Colonel Gamou. Quand il y a une crise comme celle que connaît le nord du Mali, on sait qu’il y a un travail de réconciliation à faire. Les gens peuvent vivre ensemble. On ne peut chasser ni les Touareg, ni les Songhaï, ni les Arabes. Les problèmes viennent de l’extérieur. Il faut une véritable volonté de reconstruire et que chacun comprenne qu’on ne peut pas faire le Mali sans les Maliens. Ce n’est évidemment pas facile. D’autant qu’il y a des accusations portées de part et d’autre. Mais ce n’est pas la première fois que le nord du pays connaît des problèmes. C’est pour cela qu’il faut une pérennisation, une continuité de l’État, et que celui-ci soit sensibilisé aux problèmes.

Le Mouvement national de libération de l’Azawad (MNLA) pose néanmoins la question de la « libération » d’une partie du pays au profit des Touareg. Qu’en pensez-vous  ?

Colonel Gamou. Les Touareg ne sont pas nombreux. À Gao, les sédentaires (essentiellement les Songhaï– NDLR) sont plus nombreux que les Arabes et les Touareg réunis. Je ne vois donc aucune légitimité à demander un État lorsqu’on est minoritaire. Le Mali est un pays démocratique et laïc. Chacun est libre de revendiquer ce qu’il veut, mais par le dialogue. Les populations nomades ont toujours eu des députés à l’Assemblée et toutes les mairies du Nord sont dirigées par des Songhaï, des Touareg ou des Arabes. Moi-même, qui suis touareg, j’ai commandé les garnisons de l’armée malienne au Nord. On ne peut pas dire que nous, Touareg, nous avons été mis de côté. Il faut dire la vérité. Le MNLA, c’est n’importe quoi. À l’intérieur, on trouve des gens qui ont des agendas différents. Certains viennent de Libye, d’autres ont déserté l’armée malienne… Il y a une espèce de banditisme politique au nom des Touareg et des Arabes du nord du Mali. Le MNLA pas plus que le Mujao, Ansar Dine ou Aqmi ne représentent les populations. D’ailleurs, le Mujao n’a pas seulement recruté des Touareg mais aussi des gens du sud du pays, ainsi que des Nigériens et des Mauritaniens. Un Nigérien a même essayé de m’assassiner.
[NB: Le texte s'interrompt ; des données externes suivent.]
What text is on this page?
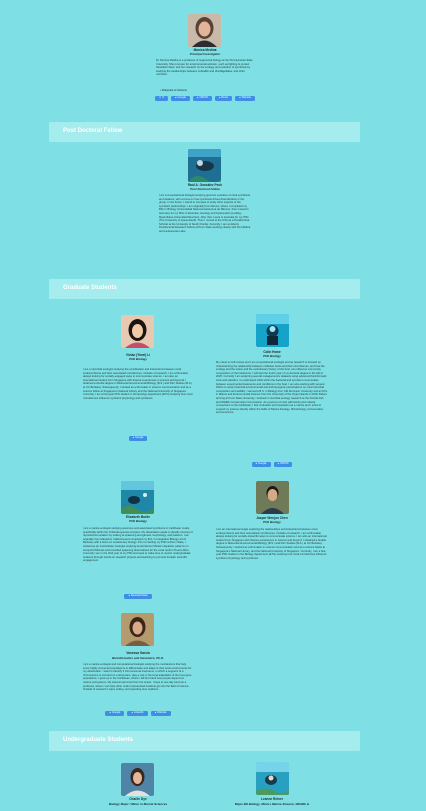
Monica Medina
Principal Investigator
Dr. Monica Medina is a professor of organismal biology at the Pennsylvania State University. She is known for environmental activism, such as fighting to protect Vanadium Reef, and her research on the ecology and evolution of symbiosis by studying the relationships between zebrafish and dinoflagellates, and other microbes.
• Wikipedia & Nobetrel
✕ X	● Google	● ORCID	● ResG	● Website
Post Doctoral Fellow
Raúl A. González Pech
Post Doctoral Fellow
I am a computational biologist studying genomic evolution of coral symbionts and relatives, with a focus on how symbiosis drives diversification in the group. In the future, I intend to compare to study other aspects of the symbiotic partnerships. I am originally from Mexico, where I completed my BSc in Biology (Universidad Nacional Autónoma de México), then moved to Germany for my MSc in Evolution, Ecology and Systematics (Ludwig-Maximilians-Universität München). After that, I went to Australia for my PhD (The University of Queensland). Then I moved to the USA as a Postdoctoral Scholar at the University of South Florida. Currently, I am an Eberly Postdoctoral Research Fellow at Penn State working closely with the Medina and LaJeunesse Labs.
Graduate Students
Vivian (Yiwei) Li
PhD Biology
I am a microbial ecologist studying the coordination and interactions between coral endosymbionts and their associated microbiomes. Outside of research, I am a filmmaker always looking for socially-engaged ways to communicate science. I am also an international student from Singapore with diverse experiences in science and beyond. I obtained a double degree in Molecular Environmental Biology (B.S.) and Film Studies (B.A.) at UC Berkeley. Subsequently, I worked as a filmmaker in science communication and as a science fellow at Singapore's National Library and the National University of Singapore. Currently, I am a first-year PhD student in the Ecology department (ETG) studying how coral microbiomes influence symbiont physiology and symbiosis.
● Google
Colin Howe
PhD Biology
My name is Colin Howe and I am computational ecologist and as research is focused on characterizing the relationship between cnidarian hosts and their microbiomes, and how the ecology and the stress and the evolutionary history of the host, can influence community composition of the holobionts. I will start the fourth year of my doctoral degree in the fall of 2025. Currently I am analyzing several metagenomics datasets using advanced bioinformatic tools and statistics, to understand shifts within the bacterial and symbiont communities between experimental treatments and conditions in the host. I am also working with several DNA's to study historical environmental and anthropogenic perturbations on coral microbial composition and stability. I earned a B.S. in Biology from Old Dominion University and an M.S. in Marine and Environmental Science from the University of the Virgin Islands in 2018. Before arriving at Penn State University, I worked in microbial ecology research at the Florida Fish and Wildlife Conservation Commission. As a person of color with family and cultural connections to the Caribbean, I find motivation and inspiration as a marine and I strive to expand my science identity within the fields of Marine Ecology, Microbiology, Conservation, and Genomics.
● Google	● ORCID
Elizabeth Bortle
PhD Biology
I am a marine ecologist studying anemone and associated symbionts in Caribbean corals, specifically within the Orbicella species complex. My dissertation seeks to identify sources of reproductive isolation by looking at spawning and gamete morphology, and patterns. I am originally from Maryland, California and completed my B.A. in Integrative Biology at UC Berkeley with a focus on evolutionary biology. Prior to starting my PhD at Penn State, I worked as an invertebrate zoologist studying Aerial Sensor Mission depletion patterns on Acroporid Micrass and recorded spawning observations for the coral reefs in Puerto Rico. Currently I am in the third year of my PhD and seek to make time to mentor undergraduate students through hands-on research projects and teaching to promote broader scientific engagement.
● ResearchGate
Jasper Wenjun Chen
PhD Biology
I am an international single exploring the relationships and interactions between coral endosymbionts and their associated microbiomes. Outside of research, I am a filmmaker always looking for socially-impactful ways to communicate science. I am also an international student from Singapore with diverse experiences in science and beyond. I obtained a double degree in Molecular Environmental Biology (B.S.) and Film Studies (B.A.) at UC Berkeley. Subsequently, I worked as a filmmaker in science communication and as a science fellow at Singapore's National Library, and the National University of Singapore. Currently, I am a first-year PhD student in the Biology department (ETG) studying how coral microbiomes influence symbiont physiology and symbiosis.
Vanessa Garcia
Bioinformatics and Genomics, Ph.D.
I am a marine ecologist and computational biologist studying the mechanisms that help some highly connected populations to differentiate and adapt to their local environments for my dissertation. I want to identify if chromosomal inversions, in which a segment of a chromosome is inverted on a dimension, play a role in the local adaptation of the host gene populations. I grew up in the Caribbean, where I felt first hand how people depend on marine ecosystems. My interest stemmed from the ocean. I hope to one day become a professor, where I can help other under-represented students get into the field of science. Outside of research I enjoy writing, and spending time outdoors.
● Google	● LinkedIn	● Website
Undergraduate Students
Charlie Dye
Biology Major / Minor in Marine Sciences
Leanne Reiner
Major BS Biology, Minors Marine Science, Wildlife &
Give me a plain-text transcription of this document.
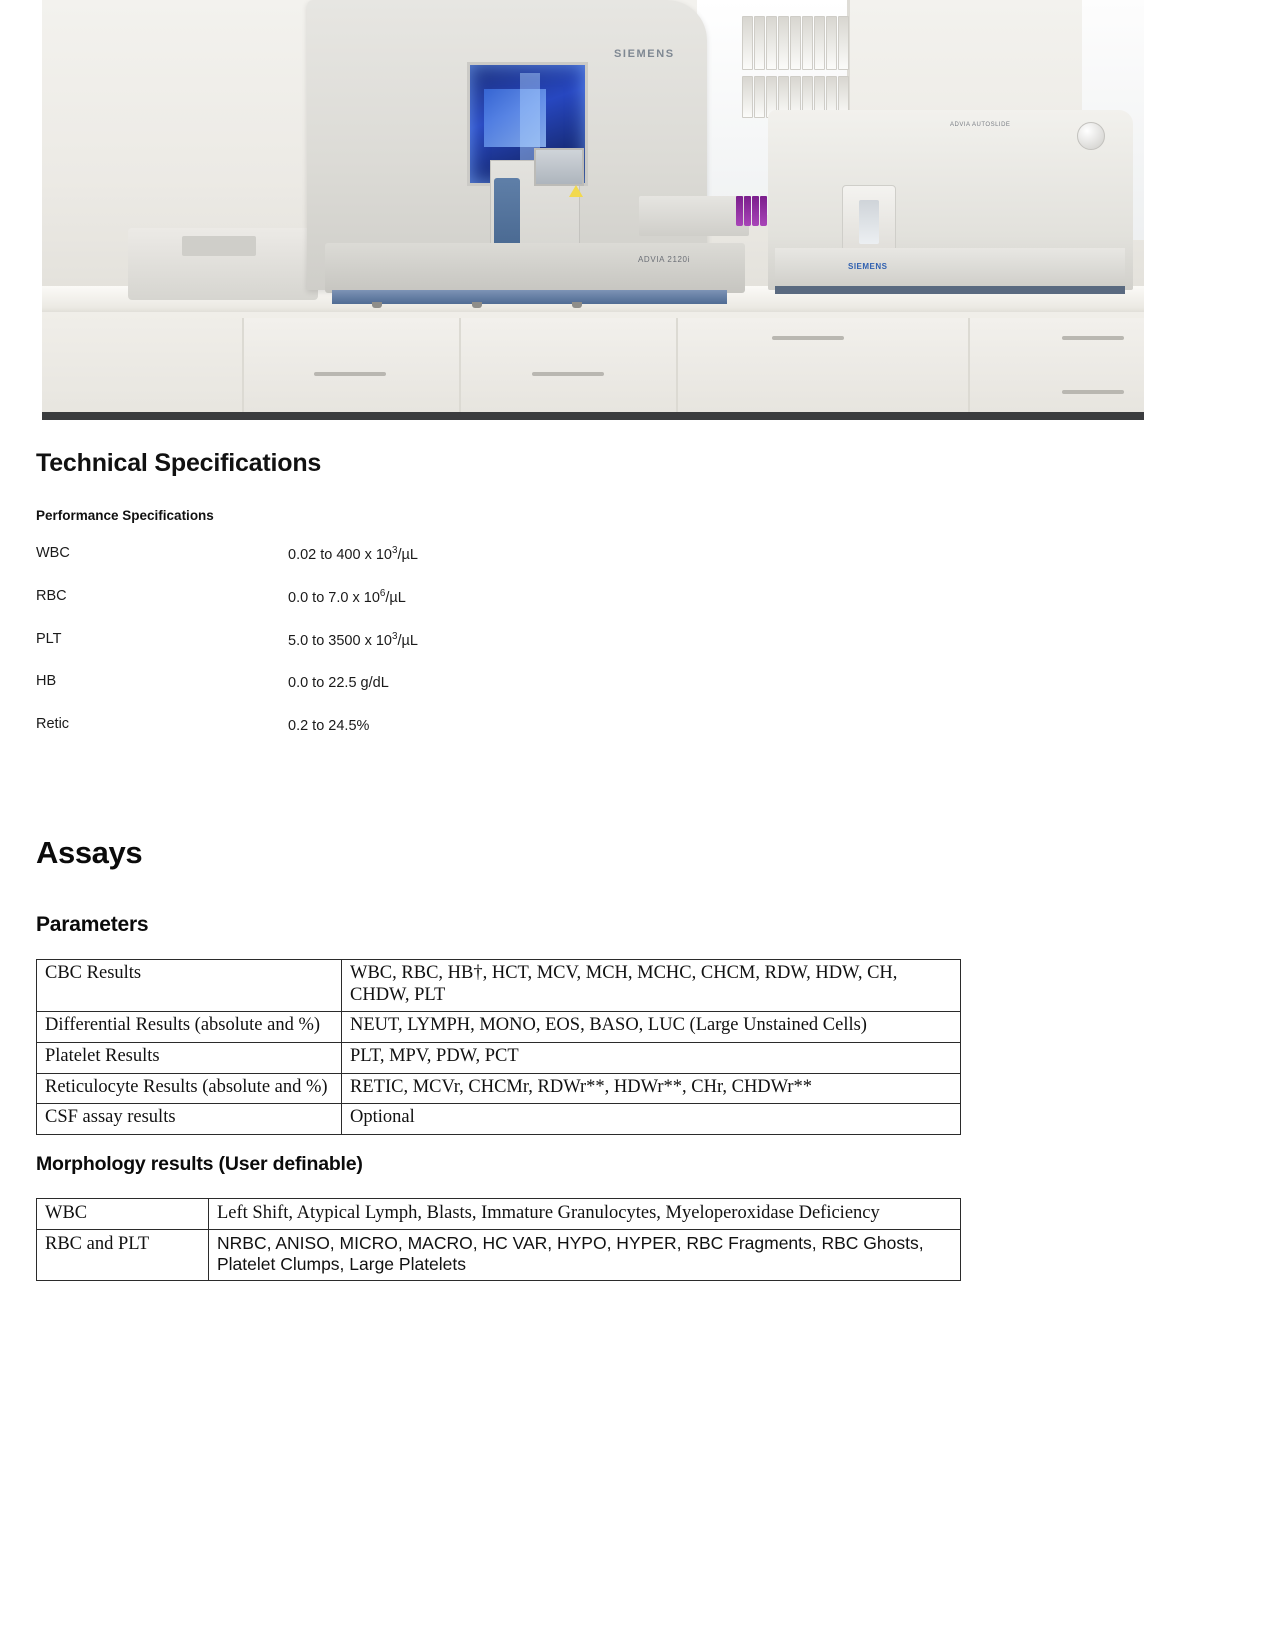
SIEMENS
ADVIA 2120i
ADVIA AUTOSLIDE
SIEMENS
Technical Specifications
Performance Specifications
WBC	0.02 to 400 x $10^3/\mu L$
RBC	0.0 to 7.0 x $10^6/\mu L$
PLT	5.0 to 3500 x $10^3/\mu L$
HB	0.0 to 22.5 g/dL
Retic	0.2 to 24.5%
Assays
Parameters
CBC Results	WBC, RBC, HB†, HCT, MCV, MCH, MCHC, CHCM, RDW, HDW, CH, CHDW, PLT
Differential Results (absolute and %)	NEUT, LYMPH, MONO, EOS, BASO, LUC (Large Unstained Cells)
Platelet Results	PLT, MPV, PDW, PCT
Reticulocyte Results (absolute and %)	RETIC, MCVr, CHCMr, RDWr**, HDWr**, CHr, CHDWr**
CSF assay results	Optional
Morphology results (User definable)
WBC	Left Shift, Atypical Lymph, Blasts, Immature Granulocytes, Myeloperoxidase Deficiency
RBC and PLT	NRBC, ANISO, MICRO, MACRO, HC VAR, HYPO, HYPER, RBC Fragments, RBC Ghosts, Platelet Clumps, Large Platelets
Le MNLA est néanmoins un mouvement laïc. Est-ce que ce fait ne le différencie pas des autres mouvements islamistes  ?

Colonel Gamou. En tant qu’officier de l’armée malienne, je considère que tous les groupes armés sont les mêmes. Le MNLA n’est pas une armée légitime. À Tessalit, ils m’ont tous combattu  : MNLA, Ansar Dine, Aqmi… Je ne peux donc pas dire que le MNLA est meilleur que les autres. Les commandants du MNLA ont rallié le Mujao. Le MNLA n’est rien d’autre qu’un porte-avions pour tous les djihadistes.